Entre 1991 e 1996, apesar da ciência do conflito pelo Incra/SE, os posseiros da fazenda Santana se viram ameaçados de total expropriação. Em 1991, de acordo com informações apresentadas no relato da missão da Plataforma DhESCA, deu-se uma invasão da Sanagro, com apoio de Bosco França (…), durante a qual foram destruídas as plantações e cercas. Bosco França declar[ou]-se dono também desta nova área invadida. Em um segundo momento, em 1996, a ordem de despejo determinada pelo juiz da Comarca de Pacatuba, foi cumprida violentamente, houve queima de barracos, documentos, roupas.
Ambas as ações desencadearam, entretanto, um empenho maior das famílias posseiras pela desapropriação dos 2800 hectares reivindicados pelo arrendador das terras. Após a ação de despejo em 1996, a resistência dos posseiros se tornou mais forte e, frente às denúncias da arbitrariedade e à ocupação da sede do Incra em Aracaju, o órgão deliberou pela desapropriação de parte da área da Usina e a criação do atual Assentamento Independência. O Incra já havia, em 1994, avaliado e vistoriado a área ocupada pela Sanagro, cujo contrato de arrendamento venceria em setembro de 1995.
Contudo, desde 2000, a Sanagro tem interposto diversos obstáculos para a viabilização do assentamento. As ações judiciais movidas pela empresa, na Justiça Federal e até mesmo no Supremo Tribunal de Justiça (STJ), têm prolongado indefinidamente a instalação da infra-estrutura básica do assentamento e o início do programa de reforma agrária na região. Apesar das diversas vitórias do Incra no âmbito judicial, a posse da terra continua indefinida, para isso contribuindo a lentidão da justiça federal e recursos da empresa, que resultam na permanência dela nas terras desapropriadas. Além disso, a empresa não estaria cumprindo os acordos firmados para garantir uma convivência pacífica com os posseiros.

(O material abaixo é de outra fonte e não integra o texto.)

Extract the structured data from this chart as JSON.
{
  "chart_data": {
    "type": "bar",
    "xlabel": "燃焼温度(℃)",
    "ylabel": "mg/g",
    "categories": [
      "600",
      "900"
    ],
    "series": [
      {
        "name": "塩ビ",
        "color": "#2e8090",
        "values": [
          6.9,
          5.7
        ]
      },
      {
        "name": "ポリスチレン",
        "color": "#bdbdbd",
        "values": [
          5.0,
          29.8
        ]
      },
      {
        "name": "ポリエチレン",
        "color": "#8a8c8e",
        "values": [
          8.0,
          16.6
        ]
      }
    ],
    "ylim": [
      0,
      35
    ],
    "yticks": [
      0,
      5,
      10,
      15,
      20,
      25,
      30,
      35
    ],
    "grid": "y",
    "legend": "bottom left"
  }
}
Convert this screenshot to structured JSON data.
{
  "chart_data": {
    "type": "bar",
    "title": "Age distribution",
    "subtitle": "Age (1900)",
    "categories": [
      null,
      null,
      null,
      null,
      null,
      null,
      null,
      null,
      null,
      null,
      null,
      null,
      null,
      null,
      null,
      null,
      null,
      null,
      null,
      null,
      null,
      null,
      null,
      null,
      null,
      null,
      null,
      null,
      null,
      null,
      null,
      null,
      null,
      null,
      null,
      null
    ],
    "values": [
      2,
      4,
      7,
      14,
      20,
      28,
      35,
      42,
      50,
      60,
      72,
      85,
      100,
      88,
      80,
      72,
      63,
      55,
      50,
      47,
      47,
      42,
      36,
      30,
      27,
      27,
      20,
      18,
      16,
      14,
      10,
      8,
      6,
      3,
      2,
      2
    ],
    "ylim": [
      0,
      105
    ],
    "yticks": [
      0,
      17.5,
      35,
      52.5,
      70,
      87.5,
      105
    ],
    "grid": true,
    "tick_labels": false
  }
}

Todo este cenário tem gerado um clima de constante hostilidade entre ambas as partes que, aliada à impossibilidade de implantação de programas sociais federais e à inércia do poder público local, impacta diretamente a qualidade de vida e a saúde da população.
Além disso, o fato de parte das terras mais férteis permanecerem em poder da empresa estaria também contribuindo para a continuidade das condições de insegurança alimentar e dos índices de desnutrição da comunidade de Lagoa Nova. A precariedade do tratamento da água disponível e as formas de despejo dos rejeitos das atividades da empresa são apontados como vetores importantes para o surgimento de doenças naquela população. A regularização da situação fundiária é assim considerada condição fundamental para as mudanças neste quadro.
Com o posicionamento do poder executivo a favor da desapropriação das terras, sob controle da empresa, e da regularização da situação fundiária das famílias ali presentes, pela criação de assentamento pelo Incra, coube ao judiciário deliberar a respeito da legitimidade das demandas das partes em litígio.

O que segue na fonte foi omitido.